First published 7 Nov 2010. This collection of airfields is © 2010 - 2018 RonaldV




37°40'24"N 012°46'29"E

Runway: 17/35 - 1200x75meters/3935x240feet - unk

Air field Castelvetrano was an airfield on the southwest side of Sicily, Italy
The airfield was built by the Italian Air Force (Regia Aeronautica). During World War II the airfield was severely bombed several times.
Known bombing raids took place on 13 April and late July 1943. The airfield was seized by the US Army in 1943 during Operation Husky around 23 July 1943.

Vertical aerial reconnaissance view of Castelvetrano airfield, Sicily, the day before a successful attack was made on it by Malta-based Bristol Blenheims of 18 and 107 Sqns RAF. A number of Junkers Ju-52/3m and Savoia Marchetti SM-82 transport aircraft, many of which were destroyed during the raid, can be seen parked around the airfield perimeter in this 1942 photo (© 69Sqn/IWM (C 4183).

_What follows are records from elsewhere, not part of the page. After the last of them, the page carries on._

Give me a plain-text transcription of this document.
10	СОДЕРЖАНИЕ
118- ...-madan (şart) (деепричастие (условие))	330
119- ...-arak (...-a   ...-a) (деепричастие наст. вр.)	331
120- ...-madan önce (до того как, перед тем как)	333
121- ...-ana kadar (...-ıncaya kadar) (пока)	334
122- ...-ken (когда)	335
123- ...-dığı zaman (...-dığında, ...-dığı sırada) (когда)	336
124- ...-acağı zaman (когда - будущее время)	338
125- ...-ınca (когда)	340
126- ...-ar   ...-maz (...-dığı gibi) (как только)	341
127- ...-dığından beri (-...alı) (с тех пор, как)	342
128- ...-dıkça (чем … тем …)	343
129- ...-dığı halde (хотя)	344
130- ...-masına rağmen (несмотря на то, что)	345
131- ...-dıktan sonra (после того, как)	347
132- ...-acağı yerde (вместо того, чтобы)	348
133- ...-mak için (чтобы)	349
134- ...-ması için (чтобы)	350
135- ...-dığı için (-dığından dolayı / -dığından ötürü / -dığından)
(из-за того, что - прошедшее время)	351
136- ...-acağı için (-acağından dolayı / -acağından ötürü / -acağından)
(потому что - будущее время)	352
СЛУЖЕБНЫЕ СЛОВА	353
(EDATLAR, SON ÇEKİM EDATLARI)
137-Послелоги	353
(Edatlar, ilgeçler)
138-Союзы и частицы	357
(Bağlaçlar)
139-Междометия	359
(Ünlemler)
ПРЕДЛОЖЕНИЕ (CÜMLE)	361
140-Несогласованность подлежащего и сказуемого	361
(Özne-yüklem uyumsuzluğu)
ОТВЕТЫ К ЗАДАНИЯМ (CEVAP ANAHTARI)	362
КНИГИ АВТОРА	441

USAAF photo of a considerably enlarged Castelvetrano airfield only moments before the strike of 13 April 1943. The photo shows many fighter aircraft on the east side of the airfield, and multiple larger (bombers/transports?) aircraft on the west side.

USAAF post-strike assessment of the Castelvetrano airstrike of 13 April 1943, in which 51 aircraft were destroyed.

Although dated as 13 August 1943, the airfield and its surrounding are had already been firmly in the hands of US forces for several weeks. Possibly this is a photo shot during Operation Husky. Note that the North is in the lower left corner of the photo

The Americans used the airfield during part of the Sicilian Campaign and the Allied invasion of Italy. The airfield was mainly used by USAAFs 12th Air Force. Units known to have used the airfield were 81FG flying P-39 Aircobra (Oct 1943-Feb 1944) and 314 Troop Carrier Group flying C-47 Skytrains (Sep 1943-Feb 1944). When the Americans moved out the airfield was closed and dismantled.

The airfield as seen in 2006 (Google Earth)

Today, over 65 years after the Americans left, the main runway is still visible in aerial photography. No structures or other components of the airfield remain however.

This view of the Castelvertrano runway heading North in August 2011 was shot by Silvano Marti, co-author of Aquile di Chiana (Eagles of Chiana). His car adds scale to the size of the runway.